De nombreuses régions françaises ont été touchées par des incendies cet été. Le dimanche 12 juillet, un feu s’est déclaré dans la forêt de Fontainebleau, parcourant près de 2 000 hectares, selon le préfet de Seine-et-Marne.
Si l’impact des feux de forêt sur la faune et la flore est évident, qu’en est-il de leur effet sur la santé des personnes exposées ? Le Dr Frédéric Le Guillou, pneumologue et président de l’association Santé respiratoire France, fait le point sur les risques pour la santé respiratoire et donne des conseils pour se protéger.
Substances nocives issues des incendies
Les incendies dégagent plusieurs substances qui peuvent affecter la santé respiratoire. Selon le Dr Le Guillou, « il y a des substances communes à presque tous les incendies et d’autres spécifiques à ce qui brûle. »
Dans le cas des feux de forêt ou d’incendies de bâtiments, on trouve notamment des particules fines, du monoxyde de carbone, du dioxyde d’azote, ainsi que des composés organiques volatils. Il peut également y avoir des hydrocarbures polycycliques, des métaux lourds ou encore de l’oxyde d’azote.
Ces polluants peuvent pénétrer dans les voies respiratoires, provoquant des symptômes tels que toux, picotements dans la gorge ou larmoiements. La gravité des effets dépend de la durée, de l’intensité et du niveau d’exposition. Le Dr Le Guillou insiste sur le fait que l’accumulation de ces expositions peut conduire à des maladies respiratoires chroniques. En cas de symptômes persistants, il recommande de consulter un médecin.

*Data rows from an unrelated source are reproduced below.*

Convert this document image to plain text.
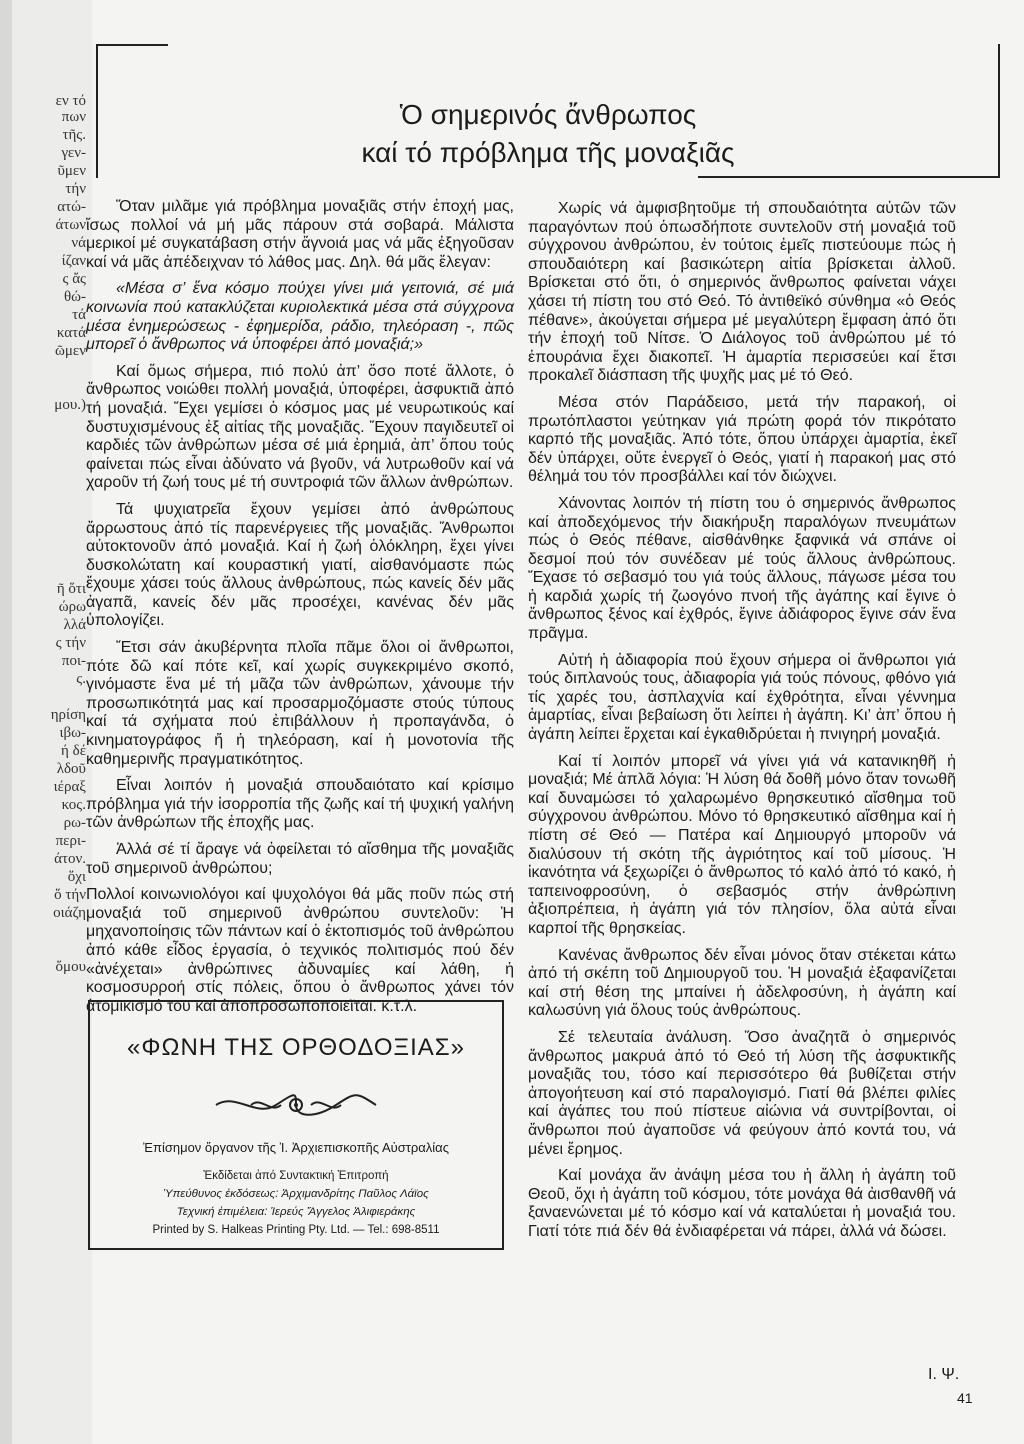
εν τό
πων
τῆς.
γεν-
ῦμεν
τήν
ατώ-
άτων
νά
ίζαν
ς ἄς
θώ-
τά
κατά
ῶμεν
μου.)
ῆ ὅτι
ώρω
λλά
ς τήν
ποι-
ς.
ηρίση
ιβω-
ή δέ
λδοῦ
ιέραξ
κος.
ρω-
περι-
άτον.
ὅχι
ὅ τήν
οιάζη
ὅμου
Ὁ σημερινός ἄνθρωπος
καί τό πρόβλημα τῆς μοναξιᾶς

Ὅταν μιλᾶμε γιά πρόβλημα μοναξιᾶς στήν ἐποχή μας, ἴσως πολλοί νά μή μᾶς πάρουν στά σοβαρά. Μάλιστα μερικοί μέ συγκατάβαση στήν ἄγνοιά μας νά μᾶς ἐξηγοῦσαν καί νά μᾶς ἀπέδειχναν τό λάθος μας. Δηλ. θά μᾶς ἔλεγαν:

«Μέσα σ’ ἕνα κόσμο πούχει γίνει μιά γειτονιά, σέ μιά κοινωνία πού κατακλύζεται κυριολεκτικά μέσα στά σύγχρονα μέσα ἐνημερώσεως - ἐφημερίδα, ράδιο, τηλεόραση -, πῶς μπορεῖ ὁ ἄνθρωπος νά ὑποφέρει ἀπό μοναξιά;»

Καί ὅμως σήμερα, πιό πολύ ἀπ’ ὅσο ποτέ ἄλλοτε, ὁ ἄνθρωπος νοιώθει πολλή μοναξιά, ὑποφέρει, ἀσφυκτιᾶ ἀπό τή μοναξιά. Ἔχει γεμίσει ὁ κόσμος μας μέ νευρωτικούς καί δυστυχισμένους ἐξ αἰτίας τῆς μοναξιᾶς. Ἔχουν παγιδευτεῖ οἱ καρδιές τῶν ἀνθρώπων μέσα σέ μιά ἐρημιά, ἀπ’ ὅπου τούς φαίνεται πώς εἶναι ἀδύνατο νά βγοῦν, νά λυτρωθοῦν καί νά χαροῦν τή ζωή τους μέ τή συντροφιά τῶν ἄλλων ἀνθρώπων.

Τά ψυχιατρεῖα ἔχουν γεμίσει ἀπό ἀνθρώπους ἄρρωστους ἀπό τίς παρενέργειες τῆς μοναξιᾶς. Ἄνθρωποι αὐτοκτονοῦν ἀπό μοναξιά. Καί ἡ ζωή ὁλόκληρη, ἔχει γίνει δυσκολώτατη καί κουραστική γιατί, αἰσθανόμαστε πώς ἔχουμε χάσει τούς ἄλλους ἀνθρώπους, πώς κανείς δέν μᾶς ἀγαπᾶ, κανείς δέν μᾶς προσέχει, κανένας δέν μᾶς ὑπολογίζει.

Ἔτσι σάν ἀκυβέρνητα πλοῖα πᾶμε ὅλοι οἱ ἄνθρωποι, πότε δῶ καί πότε κεῖ, καί χωρίς συγκεκριμένο σκοπό, γινόμαστε ἕνα μέ τή μᾶζα τῶν ἀνθρώπων, χάνουμε τήν προσωπικότητά μας καί προσαρμοζόμαστε στούς τύπους καί τά σχήματα πού ἐπιβάλλουν ἡ προπαγάνδα, ὁ κινηματογράφος ἤ ἡ τηλεόραση, καί ἡ μονοτονία τῆς καθημερινῆς πραγματικότητος.

Εἶναι λοιπόν ἡ μοναξιά σπουδαιότατο καί κρίσιμο πρόβλημα γιά τήν ἰσορροπία τῆς ζωῆς καί τή ψυχική γαλήνη τῶν ἀνθρώπων τῆς ἐποχῆς μας.

Ἀλλά σέ τί ἄραγε νά ὀφείλεται τό αἴσθημα τῆς μοναξιᾶς τοῦ σημερινοῦ ἀνθρώπου;

Πολλοί κοινωνιολόγοι καί ψυχολόγοι θά μᾶς ποῦν πώς στή μοναξιά τοῦ σημερινοῦ ἀνθρώπου συντελοῦν: Ἡ μηχανοποίησις τῶν πάντων καί ὁ ἐκτοπισμός τοῦ ἀνθρώπου ἀπό κάθε εἶδος ἐργασία, ὁ τεχνικός πολιτισμός πού δέν «ἀνέχεται» ἀνθρώπινες ἀδυναμίες καί λάθη, ἡ κοσμοσυρροή στίς πόλεις, ὅπου ὁ ἄνθρωπος χάνει τόν ἀτομικισμό του καί ἀποπροσωποποιεῖται. κ.τ.λ.

Χωρίς νά ἀμφισβητοῦμε τή σπουδαιότητα αὐτῶν τῶν παραγόντων πού ὁπωσδήποτε συντελοῦν στή μοναξιά τοῦ σύγχρονου ἀνθρώπου, ἐν τούτοις ἐμεῖς πιστεύουμε πώς ἡ σπουδαιότερη καί βασικώτερη αἰτία βρίσκεται ἀλλοῦ. Βρίσκεται στό ὅτι, ὁ σημερινός ἄνθρωπος φαίνεται νάχει χάσει τή πίστη του στό Θεό. Τό ἀντιθεϊκό σύνθημα «ὁ Θεός πέθανε», ἀκούγεται σήμερα μέ μεγαλύτερη ἔμφαση ἀπό ὅτι τήν ἐποχή τοῦ Νίτσε. Ὁ Διάλογος τοῦ ἀνθρώπου μέ τό ἐπουράνια ἔχει διακοπεῖ. Ἡ ἁμαρτία περισσεύει καί ἔτσι προκαλεῖ διάσπαση τῆς ψυχῆς μας μέ τό Θεό.

Μέσα στόν Παράδεισο, μετά τήν παρακοή, οἱ πρωτόπλαστοι γεύτηκαν γιά πρώτη φορά τόν πικρότατο καρπό τῆς μοναξιᾶς. Ἀπό τότε, ὅπου ὑπάρχει ἁμαρτία, ἐκεῖ δέν ὑπάρχει, οὔτε ἐνεργεῖ ὁ Θεός, γιατί ἡ παρακοή μας στό θέλημά του τόν προσβάλλει καί τόν διώχνει.

Χάνοντας λοιπόν τή πίστη του ὁ σημερινός ἄνθρωπος καί ἀποδεχόμενος τήν διακήρυξη παραλόγων πνευμάτων πώς ὁ Θεός πέθανε, αἰσθάνθηκε ξαφνικά νά σπάνε οἱ δεσμοί πού τόν συνέδεαν μέ τούς ἄλλους ἀνθρώπους. Ἔχασε τό σεβασμό του γιά τούς ἄλλους, πάγωσε μέσα του ἡ καρδιά χωρίς τή ζωογόνο πνοή τῆς ἀγάπης καί ἔγινε ὁ ἄνθρωπος ξένος καί ἐχθρός, ἔγινε ἀδιάφορος ἔγινε σάν ἕνα πρᾶγμα.

Αὐτή ἡ ἀδιαφορία πού ἔχουν σήμερα οἱ ἄνθρωποι γιά τούς διπλανούς τους, ἀδιαφορία γιά τούς πόνους, φθόνο γιά τίς χαρές του, ἀσπλαχνία καί ἐχθρότητα, εἶναι γέννημα ἁμαρτίας, εἶναι βεβαίωση ὅτι λείπει ἡ ἀγάπη. Κι’ ἀπ’ ὅπου ἡ ἀγάπη λείπει ἔρχεται καί ἐγκαθιδρύεται ἡ πνιγηρή μοναξιά.

Καί τί λοιπόν μπορεῖ νά γίνει γιά νά κατανικηθῆ ἡ μοναξιά; Μέ ἁπλᾶ λόγια: Ἡ λύση θά δοθῆ μόνο ὅταν τονωθῆ καί δυναμώσει τό χαλαρωμένο θρησκευτικό αἴσθημα τοῦ σύγχρονου ἀνθρώπου. Μόνο τό θρησκευτικό αἴσθημα καί ἡ πίστη σέ Θεό — Πατέρα καί Δημιουργό μποροῦν νά διαλύσουν τή σκότη τῆς ἀγριότητος καί τοῦ μίσους. Ἡ ἱκανότητα νά ξεχωρίζει ὁ ἄνθρωπος τό καλό ἀπό τό κακό, ἡ ταπεινοφροσύνη, ὁ σεβασμός στήν ἀνθρώπινη ἀξιοπρέπεια, ἡ ἀγάπη γιά τόν πλησίον, ὅλα αὐτά εἶναι καρποί τῆς θρησκείας.

Κανένας ἄνθρωπος δέν εἶναι μόνος ὅταν στέκεται κάτω ἀπό τή σκέπη τοῦ Δημιουργοῦ του. Ἡ μοναξιά ἐξαφανίζεται καί στή θέση της μπαίνει ἡ ἀδελφοσύνη, ἡ ἀγάπη καί καλωσύνη γιά ὅλους τούς ἀνθρώπους.

Σέ τελευταία ἀνάλυση. Ὅσο ἀναζητᾶ ὁ σημερινός ἄνθρωπος μακρυά ἀπό τό Θεό τή λύση τῆς ἀσφυκτικῆς μοναξιᾶς του, τόσο καί περισσότερο θά βυθίζεται στήν ἀπογοήτευση καί στό παραλογισμό. Γιατί θά βλέπει φιλίες καί ἀγάπες του πού πίστευε αἰώνια νά συντρίβονται, οἱ ἄνθρωποι πού ἀγαποῦσε νά φεύγουν ἀπό κοντά του, νά μένει ἔρημος.

Καί μονάχα ἄν ἀνάψη μέσα του ἡ ἄλλη ἡ ἀγάπη τοῦ Θεοῦ, ὄχι ἡ ἀγάπη τοῦ κόσμου, τότε μονάχα θά ἀισθανθῆ νά ξαναενώνεται μέ τό κόσμο καί νά καταλύεται ἡ μοναξιά του. Γιατί τότε πιά δέν θά ἐνδιαφέρεται νά πάρει, ἀλλά νά δώσει.

«ΦΩΝΗ ΤΗΣ ΟΡΘΟΔΟΞΙΑΣ»
Ἐπίσημον ὄργανον τῆς Ἰ. Ἀρχιεπισκοπῆς Αὐστραλίας
Ἐκδίδεται ἀπό Συντακτική Ἐπιτροπή
Ὑπεύθυνος ἐκδόσεως: Ἀρχιμανδρίτης Παῦλος Λάϊος
Τεχνική ἐπιμέλεια: Ἱερεύς Ἄγγελος Ἀλιφιεράκης
Printed by S. Halkeas Printing Pty. Ltd. — Tel.: 698-8511
Ι. Ψ.
41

Les impacts des incendies sur la santé
Les effets sur la santé varient en fonction de plusieurs facteurs : la distance par rapport au feu, la concentration de particules dans l’air, ou encore le vent. Le Dr Le Guillou rappelle que, lors des grands incendies en Amérique du Nord, la qualité de l’air en Europe a été impactée.
Surtout, ce sont les personnes fragiles, notamment celles ayant des problèmes respiratoires, qui sont les plus à risque. « Si vous n’avez pas de problème respiratoire, il n’y a généralement pas de inquiétude, sauf si vous avez des troubles non diagnostiqués qui s’aggravent », précise le pneumologue.
Risques pour les populations vulnérables
Les enfants sont particulièrement sensibles, leur arbre respiratoire étant encore en développement jusqu’à l’âge de 20 ans. Les personnes âgées, quant à elles, présentent une diminution des défenses immunitaires et un vieillissement des voies respiratoires, ce qui peut entraîner des formes plus graves d’atteintes pulmonaires.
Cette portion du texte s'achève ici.